Classification Trees with Valid Inference via the Exponential Mechanism

Snigdha Panigrahi; Soham Bakshi

arxiv: 2511.15068 · v3 · submitted 2025-11-19 · 📊 stat.ME

Classification Trees with Valid Inference via the Exponential Mechanism

Soham Bakshi , Snigdha Panigrahi This is my paper

Pith reviewed 2026-05-17 21:21 UTC · model grok-4.3

classification 📊 stat.ME

keywords classification treesexponential mechanismvalid inferenceadaptive modelspivotal statisticspredictive fitting

0 comments

The pith

Classification trees fitted via the exponential mechanism produce pivots for asymptotically valid inference on model parameters.

A machine-rendered reading of the paper's core claim, the machinery that carries it, and where it could break.

The paper develops a new way to grow classification trees by selecting splits probabilistically using the exponential mechanism instead of always choosing the best split greedily. The temperature parameter controls how much the selection deviates from the deterministic choice. Because the sampling probabilities reflect the full adaptive process of building the tree, they can be turned directly into pivots that support valid statistical inference for the parameters in the final tree model. This matters because standard tree methods do not allow reliable inference due to their data-driven structure, while common fixes like splitting the data reduce predictive power. The new method aims to deliver both accurate predictions and trustworthy inference.

Core claim

By defining split selection probabilities through an exponential mechanism, the resulting sampling distribution can be used to construct pivots that yield asymptotically valid inference for the parameters of the fitted classification tree, accounting for the adaptivity in the tree-growing process.

What carries the argument

The exponential mechanism that assigns sampling probabilities to candidate splits based on their utility and a temperature parameter, from which inference pivots are derived.

If this is right

Valid inference is possible on the parameters of the predictive fit produced by the tree.
The approach maintains predictive accuracy comparable to standard greedy trees at low temperatures.
Unlike data splitting, inference does not come at the cost of reduced accuracy.
The method explicitly handles the adaptivity of the entire tree construction process in its inference procedure.

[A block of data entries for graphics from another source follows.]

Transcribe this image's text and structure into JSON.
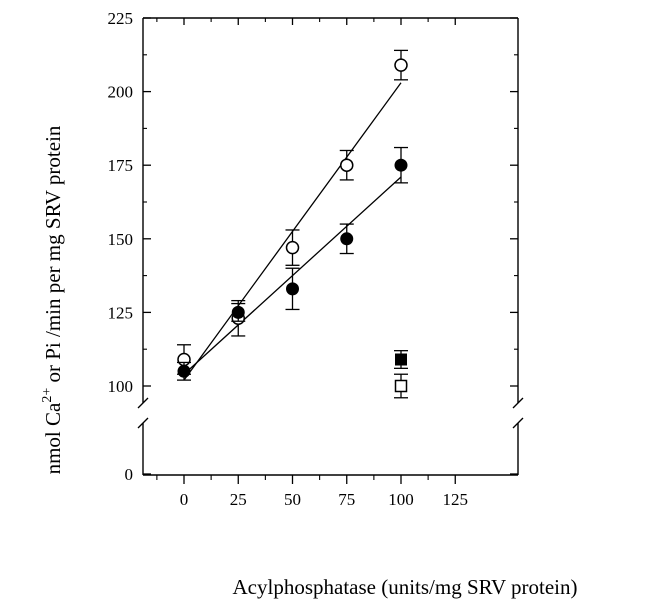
{
  "chart_data": {
    "type": "scatter",
    "xlabel": "Acylphosphatase (units/mg SRV protein)",
    "ylabel": {
      "prefix": "nmol Ca",
      "superscript": "2+",
      "suffix": " or Pi /min per mg SRV protein"
    },
    "xlim": [
      -10,
      125
    ],
    "ylim": [
      0,
      225
    ],
    "y_axis_break": [
      0,
      100
    ],
    "x_ticks": [
      0,
      25,
      50,
      75,
      100,
      125
    ],
    "x_tick_labels": [
      "0",
      "25",
      "50",
      "75",
      "100",
      "125"
    ],
    "y_ticks": [
      0,
      100,
      125,
      150,
      175,
      200,
      225
    ],
    "y_tick_labels": [
      "0",
      "100",
      "125",
      "150",
      "175",
      "200",
      "225"
    ],
    "grid": false,
    "legend": "none",
    "series": [
      {
        "marker": "open-circle",
        "x": [
          0,
          25,
          50,
          75,
          100
        ],
        "y": [
          109,
          123,
          147,
          175,
          209
        ],
        "error": [
          5,
          6,
          6,
          5,
          5
        ],
        "fit_line": {
          "x": [
            0,
            100
          ],
          "y": [
            102,
            203
          ]
        }
      },
      {
        "marker": "filled-circle",
        "x": [
          0,
          25,
          50,
          75,
          100
        ],
        "y": [
          105,
          125,
          133,
          150,
          175
        ],
        "error": [
          3,
          3,
          7,
          5,
          6
        ],
        "fit_line": {
          "x": [
            0,
            100
          ],
          "y": [
            104,
            171
          ]
        }
      },
      {
        "marker": "filled-square",
        "x": [
          100
        ],
        "y": [
          109
        ],
        "error": [
          3
        ]
      },
      {
        "marker": "open-square",
        "x": [
          100
        ],
        "y": [
          100
        ],
        "error": [
          4
        ]
      }
    ]
  }
}
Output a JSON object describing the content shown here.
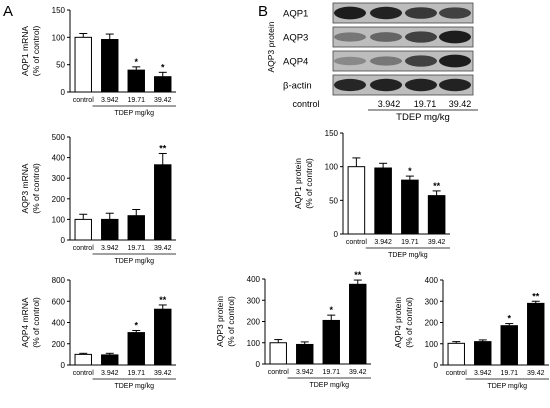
{
  "panels": [
    {
      "id": "panel-A",
      "letter": "A"
    },
    {
      "id": "panel-B",
      "letter": "B"
    }
  ],
  "blot": {
    "rows": [
      "AQP1",
      "AQP3",
      "AQP4",
      "β-actin"
    ],
    "ylabel": "AQP3 protein",
    "categories": [
      "control",
      "3.942",
      "19.71",
      "39.42"
    ],
    "group_label": "TDEP mg/kg"
  },
  "chart_data": [
    {
      "id": "aqp1-mrna",
      "type": "bar",
      "categories": [
        "control",
        "3.942",
        "19.71",
        "39.42"
      ],
      "values": [
        100,
        96,
        40,
        28
      ],
      "errors": [
        7,
        10,
        6,
        8
      ],
      "significance": [
        "",
        "",
        "*",
        "*"
      ],
      "ylabel": [
        "AQP1 mRNA",
        "(% of control)"
      ],
      "yticks": [
        0,
        50,
        100,
        150
      ],
      "ylim": [
        0,
        150
      ],
      "group_label": "TDEP mg/kg",
      "colors": [
        "#ffffff",
        "#000000",
        "#000000",
        "#000000"
      ]
    },
    {
      "id": "aqp3-mrna",
      "type": "bar",
      "categories": [
        "control",
        "3.942",
        "19.71",
        "39.42"
      ],
      "values": [
        100,
        100,
        118,
        365
      ],
      "errors": [
        25,
        30,
        30,
        55
      ],
      "significance": [
        "",
        "",
        "",
        "**"
      ],
      "ylabel": [
        "AQP3 mRNA",
        "(% of control)"
      ],
      "yticks": [
        0,
        100,
        200,
        300,
        400,
        500
      ],
      "ylim": [
        0,
        500
      ],
      "group_label": "TDEP mg/kg",
      "colors": [
        "#ffffff",
        "#000000",
        "#000000",
        "#000000"
      ]
    },
    {
      "id": "aqp4-mrna",
      "type": "bar",
      "categories": [
        "control",
        "3.942",
        "19.71",
        "39.42"
      ],
      "values": [
        100,
        95,
        305,
        525
      ],
      "errors": [
        10,
        15,
        20,
        40
      ],
      "significance": [
        "",
        "",
        "*",
        "**"
      ],
      "ylabel": [
        "AQP4 mRNA",
        "(% of control)"
      ],
      "yticks": [
        0,
        200,
        400,
        600,
        800
      ],
      "ylim": [
        0,
        800
      ],
      "group_label": "TDEP mg/kg",
      "colors": [
        "#ffffff",
        "#000000",
        "#000000",
        "#000000"
      ]
    },
    {
      "id": "aqp1-protein",
      "type": "bar",
      "categories": [
        "control",
        "3.942",
        "19.71",
        "39.42"
      ],
      "values": [
        100,
        98,
        80,
        57
      ],
      "errors": [
        13,
        7,
        6,
        7
      ],
      "significance": [
        "",
        "",
        "*",
        "**"
      ],
      "ylabel": [
        "AQP1 protein",
        "(% of control)"
      ],
      "yticks": [
        0,
        50,
        100,
        150
      ],
      "ylim": [
        0,
        150
      ],
      "group_label": "TDEP mg/kg",
      "colors": [
        "#ffffff",
        "#000000",
        "#000000",
        "#000000"
      ]
    },
    {
      "id": "aqp3-protein",
      "type": "bar",
      "categories": [
        "control",
        "3.942",
        "19.71",
        "39.42"
      ],
      "values": [
        100,
        92,
        205,
        375
      ],
      "errors": [
        15,
        12,
        25,
        20
      ],
      "significance": [
        "",
        "",
        "*",
        "**"
      ],
      "ylabel": [
        "AQP3 protein",
        "(% of control)"
      ],
      "yticks": [
        0,
        100,
        200,
        300,
        400
      ],
      "ylim": [
        0,
        400
      ],
      "group_label": "TDEP mg/kg",
      "colors": [
        "#ffffff",
        "#000000",
        "#000000",
        "#000000"
      ]
    },
    {
      "id": "aqp4-protein",
      "type": "bar",
      "categories": [
        "control",
        "3.942",
        "19.71",
        "39.42"
      ],
      "values": [
        102,
        110,
        185,
        290
      ],
      "errors": [
        8,
        8,
        10,
        10
      ],
      "significance": [
        "",
        "",
        "*",
        "**"
      ],
      "ylabel": [
        "AQP4 protein",
        "(% of control)"
      ],
      "yticks": [
        0,
        100,
        200,
        300,
        400
      ],
      "ylim": [
        0,
        400
      ],
      "group_label": "TDEP mg/kg",
      "colors": [
        "#ffffff",
        "#000000",
        "#000000",
        "#000000"
      ]
    }
  ]
}
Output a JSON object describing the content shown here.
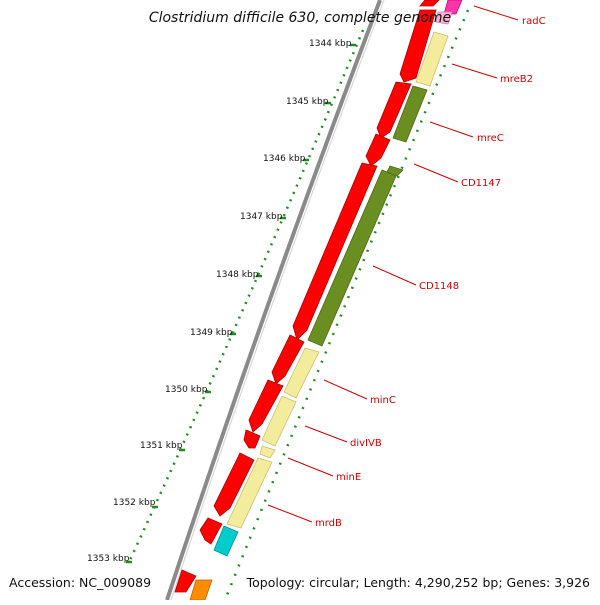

Where Pith is reading between the lines

These are editorial extensions of the paper, not claims the author makes directly.

Researchers working on other adaptive algorithms could adapt the exponential mechanism to obtain valid pivots similarly.
This technique might improve the reliability of predictions in applied settings where decision trees are used for classification.

Load-bearing premise

The sampling probabilities defined by the exponential mechanism fully account for the adaptivity in the tree-growing process and produce asymptotically valid inference pivots.

What would settle it

Empirical coverage rates of the confidence intervals from these pivots that fall significantly below or above the nominal level in repeated simulations with known true parameters.

Figures

Figures reproduced from arXiv: 2511.15068 by Snigdha Panigrahi, Soham Bakshi.

**Figure 2.** Figure 2: Effect of temperature on coverage, interval length, and held-out log-loss. RCT(1), [PITH_FULL_IMAGE:figures/full_fig_p032_2.png] view at source ↗

**Figure 3.** Figure 3: Effect of data-splitting ratio on coverage, interval length, and held-out log-loss. [PITH_FULL_IMAGE:figures/full_fig_p033_3.png] view at source ↗

**Figure 4.** Figure 4: Effect of signal strength on CI quality and predictive performance. [PITH_FULL_IMAGE:figures/full_fig_p033_4.png] view at source ↗

read the original abstract

Decision trees are widely used for non-linear modeling, as they capture interactions between predictors while producing inherently interpretable models. Despite their popularity, performing inference on the non-linear fit remains largely unaddressed. This paper focuses on classification trees and makes two key contributions. First, we introduce a novel tree-fitting method that replaces the greedy splitting of the predictor space in standard tree algorithms with a probabilistic approach. Each split in our approach is selected according to sampling probabilities defined by an exponential mechanism, with a temperature parameter controlling its deviation from the deterministic choice given data. Second, while our approach can fit a tree that with high probability coincides with the fit produced by standard tree algorithms at low temperatures, it is not merely predictive; unlike standard algorithms, it enables inference by taking into account the highly adaptive tree structure. Our method produces pivots directly from the sampling probabilities in the exponential mechanism. In theory, our pivots allow asymptotically valid inference on the parameters in the predictive fit, and in practice, our method delivers powerful inference without sacrificing predictive accuracy, in contrast to data splitting methods.

Editorial analysis

A structured set of objections, weighed in public.

Desk editor's note, referee report, simulated authors' rebuttal, and a circularity audit. Tearing a paper down is the easy half of reading it; the pith above is the substance, this is the friction.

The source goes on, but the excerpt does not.